The US Army has been looking beyond armour to augment the defence of Abrams tanks and other armoured vehicles, responding to the emergence of more potent weapons without sacrificing speed and weight.
“Today, we need to adapt differently to threats, not just by adding more armour,” Col. Kevin Vanyo, program manager for Emerging Capabilities at the US Army Tank Automotive Research Development, and Engineering Center, told the Army News Service, adding that the Abrams is already so heavy many bridges cannot support it.

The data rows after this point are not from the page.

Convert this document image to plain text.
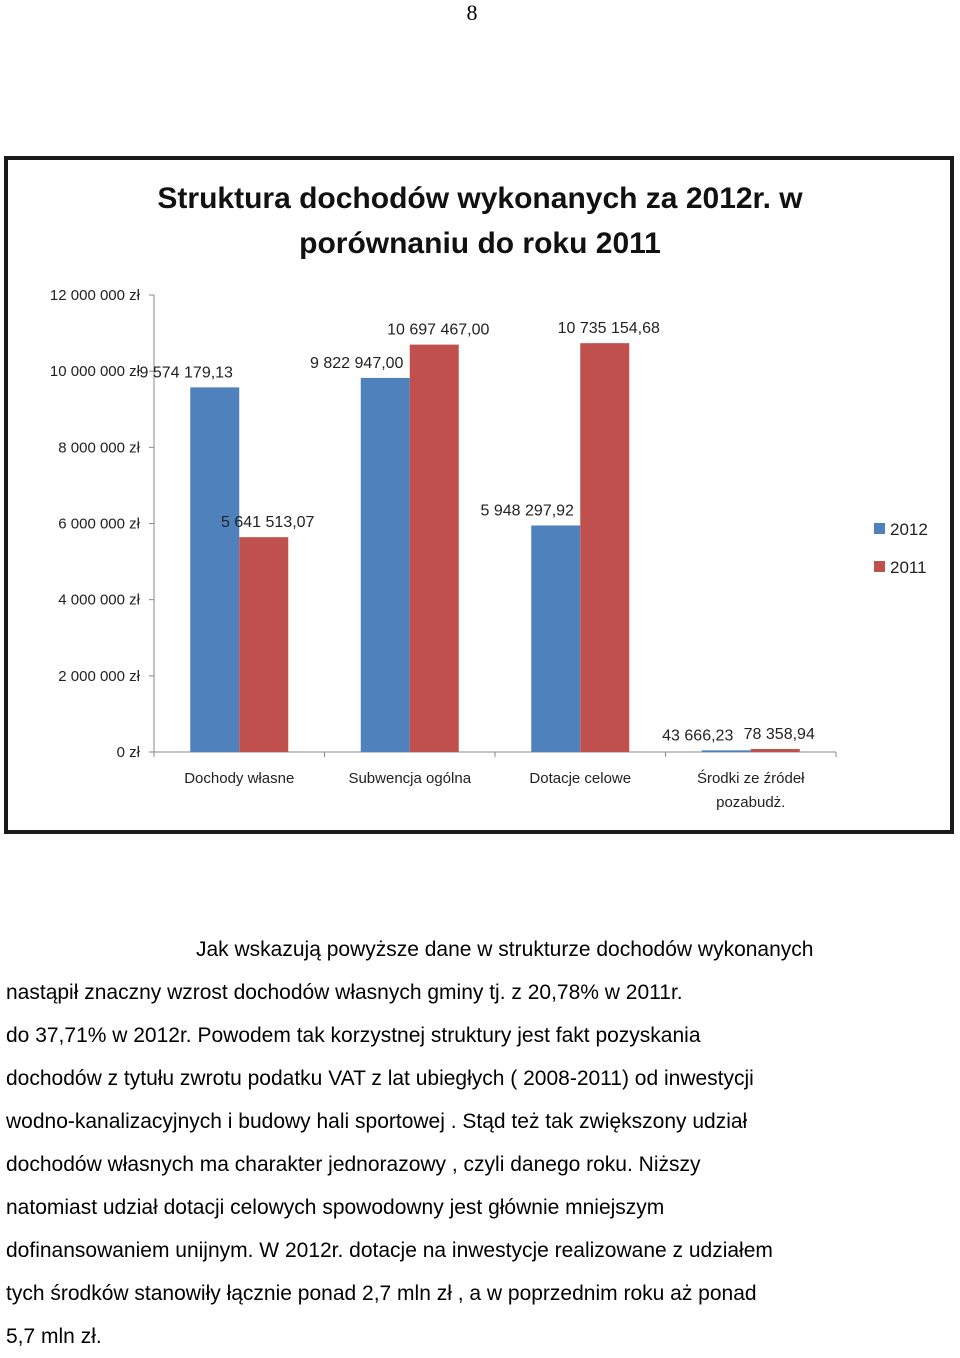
8
Struktura dochodów wykonanych za 2012r. w
porównaniu do roku 2011
0 zł
2 000 000 zł
4 000 000 zł
6 000 000 zł
8 000 000 zł
10 000 000 zł
12 000 000 zł
Dochody własne	Subwencja ogólna	Dotacje celowe	Środki ze źródeł
pozabudż.
9 574 179,13
9 822 947,00
5 948 297,92
43 666,23
5 641 513,07
10 697 467,00	10 735 154,68
78 358,94
2012
2011
Jak wskazują powyższe dane w strukturze dochodów wykonanych
nastąpił znaczny wzrost dochodów własnych gminy tj. z 20,78% w 2011r.
do 37,71% w 2012r. Powodem tak korzystnej struktury jest fakt pozyskania
dochodów z tytułu zwrotu podatku VAT z lat ubiegłych ( 2008-2011) od inwestycji
wodno-kanalizacyjnych i budowy hali sportowej . Stąd też tak zwiększony udział
dochodów własnych ma charakter jednorazowy , czyli danego roku. Niższy
natomiast udział dotacji celowych spowodowny jest głównie mniejszym
dofinansowaniem unijnym. W 2012r. dotacje na inwestycje realizowane z udziałem
tych środków stanowiły łącznie ponad 2,7 mln zł , a w poprzednim roku aż ponad
5,7 mln zł.
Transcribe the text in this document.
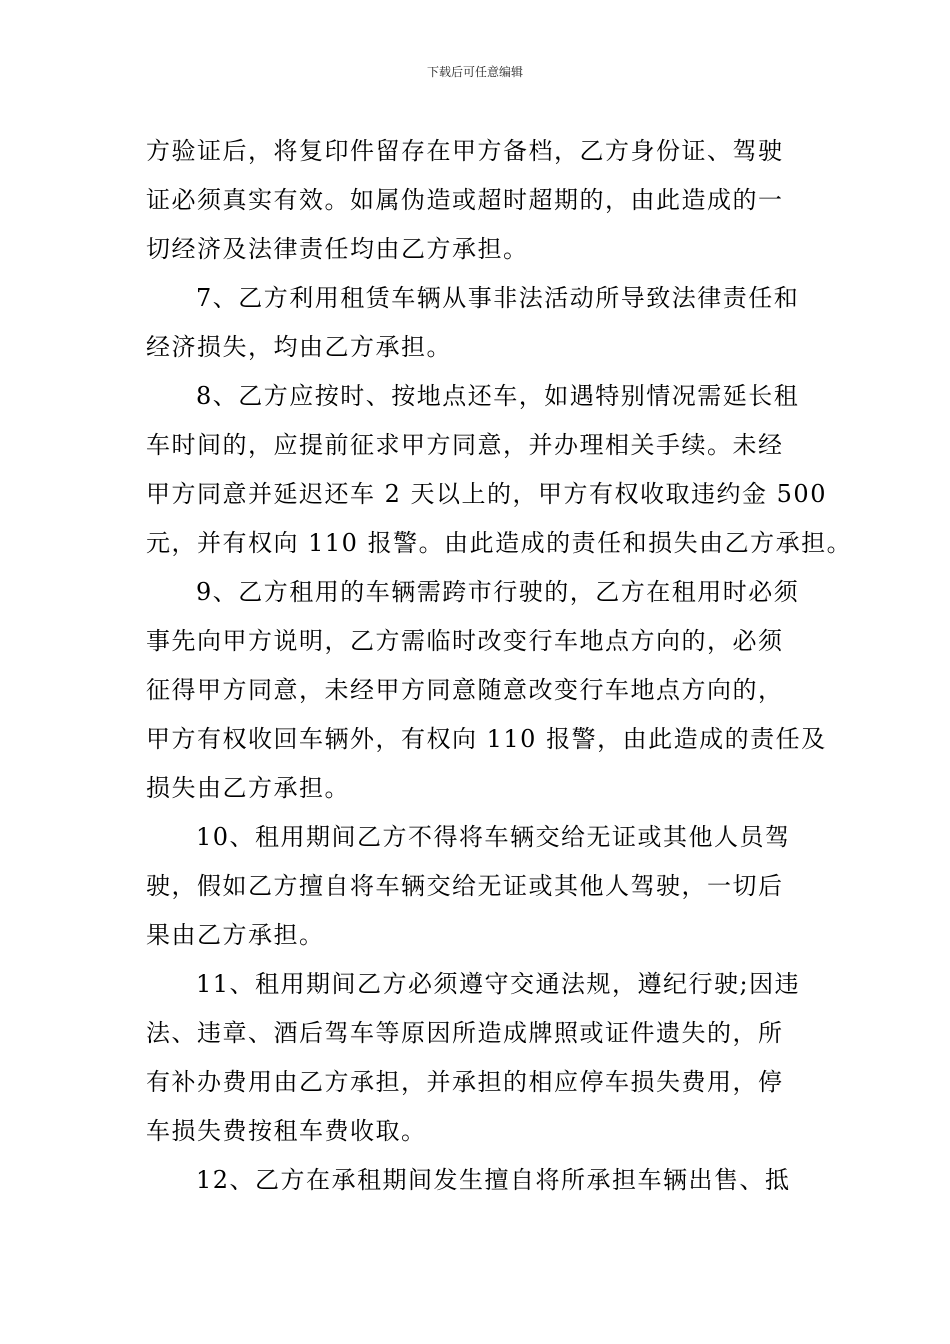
下载后可任意编辑
方验证后，将复印件留存在甲方备档，乙方身份证、驾驶
证必须真实有效。如属伪造或超时超期的，由此造成的一
切经济及法律责任均由乙方承担。
7、乙方利用租赁车辆从事非法活动所导致法律责任和
经济损失，均由乙方承担。
8、乙方应按时、按地点还车，如遇特别情况需延长租
车时间的，应提前征求甲方同意，并办理相关手续。未经
甲方同意并延迟还车 2 天以上的，甲方有权收取违约金 500
元，并有权向 110 报警。由此造成的责任和损失由乙方承担。
9、乙方租用的车辆需跨市行驶的，乙方在租用时必须
事先向甲方说明，乙方需临时改变行车地点方向的，必须
征得甲方同意，未经甲方同意随意改变行车地点方向的，
甲方有权收回车辆外，有权向 110 报警，由此造成的责任及
损失由乙方承担。
10、租用期间乙方不得将车辆交给无证或其他人员驾
驶，假如乙方擅自将车辆交给无证或其他人驾驶，一切后
果由乙方承担。
11、租用期间乙方必须遵守交通法规，遵纪行驶;因违
法、违章、酒后驾车等原因所造成牌照或证件遗失的，所
有补办费用由乙方承担，并承担的相应停车损失费用，停
车损失费按租车费收取。
12、乙方在承租期间发生擅自将所承担车辆出售、抵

Vanyo said his team was working on both “hard kill” APS, which uses physical countermeasures, and “soft kill” APS, which uses countermeasures like electro-magnetic signals to interfere with incoming weapons. Both systems would be part of the Modular Active Protection System, which is “a framework for a modular, open-systems architecture” that will allow an active-protection system to function once installed, he said.
The Army is considering three versions of MAPS, Vanyo told the Army News Service. Israeli-made Trophy APS on Abrams tanks, US-made Iron Curtain APS on Stryker combat vehicles, and Iron Fist APS, also made by an Israeli company, on Bradley fighting vehicles.
Decisions about fielding the latter two systems will be made in early 2018, but the Army hopes to field the Trophy APS system by 2020, Vanyo said.
The Trophy system uses fire-control radars and four mounted antennas giving 360-degree coverage to detect incoming projectiles. Once they’re picked up, computers determine firing angles and activate two rotating launchers mounted on the sides of the vehicle that fire a shotgun-like blast. The Trophy system’s estimated cost is $US350,000 to $US500,000 for each tank.
Personnel at the Army Test and Evaluation Command’s Alabama test center facility in Redstone Arsenal are working on an APS and other systems that can be deployed as part of MAPS, ATEC chief Maj. Gen. John Charlton told Army News Service. A main concern was figuring out if signals produced by an APS would interfere with the Army vehicle or be detectable by enemy sensors.
“The one that is farthest along in terms of installing it is … Trophy on Abrams,” Lt. Gen. John Murray, Army deputy chief of staff, told Scout Warrior this summer. “We’re getting some pretty … good results. It adds to the protection level of the tank.”
Army Maj. Gen. David Bassett, the Army’s program executive officer for ground combat systems, said in mid-August that the Army was “very close to a decision on [installing] the Trophy system.”
“We’re looking to make those decisions rapidly so that we can spend money in the next Fiscal Year,” Bassett said, adding that he foresaw “a brigade’s worth of capability of Trophy on the Abrams.” The 2018 fiscal year began in October.
Active-protection systems are already part of other countries’ arsenals. Israeli and Russian tanks both use the Trophy APS.
At least one country, Norway, has publicly discussed ways to counter Russian APS use – talk that appeared to break “a taboo among Western military officials and defence industries,” retired Brig. Ben Barry, senior fellow for land warfare at the International Institute for Strategic Studies, wrote earlier this year.
Even as militaries adopt active-protection systems to catch up with peers and rivals, there is reportedly a counter to APS already out there.
The most recent variant of the Russian-made RPG rocket launcher, the RPG-30, unveiled in 2008, has a 105 mm tandem high explosive antitank round and features a second, smaller-calibre projectile meant to act as an “agent provocateur” for active-protection systems, a Russian arms maker said in late 2015.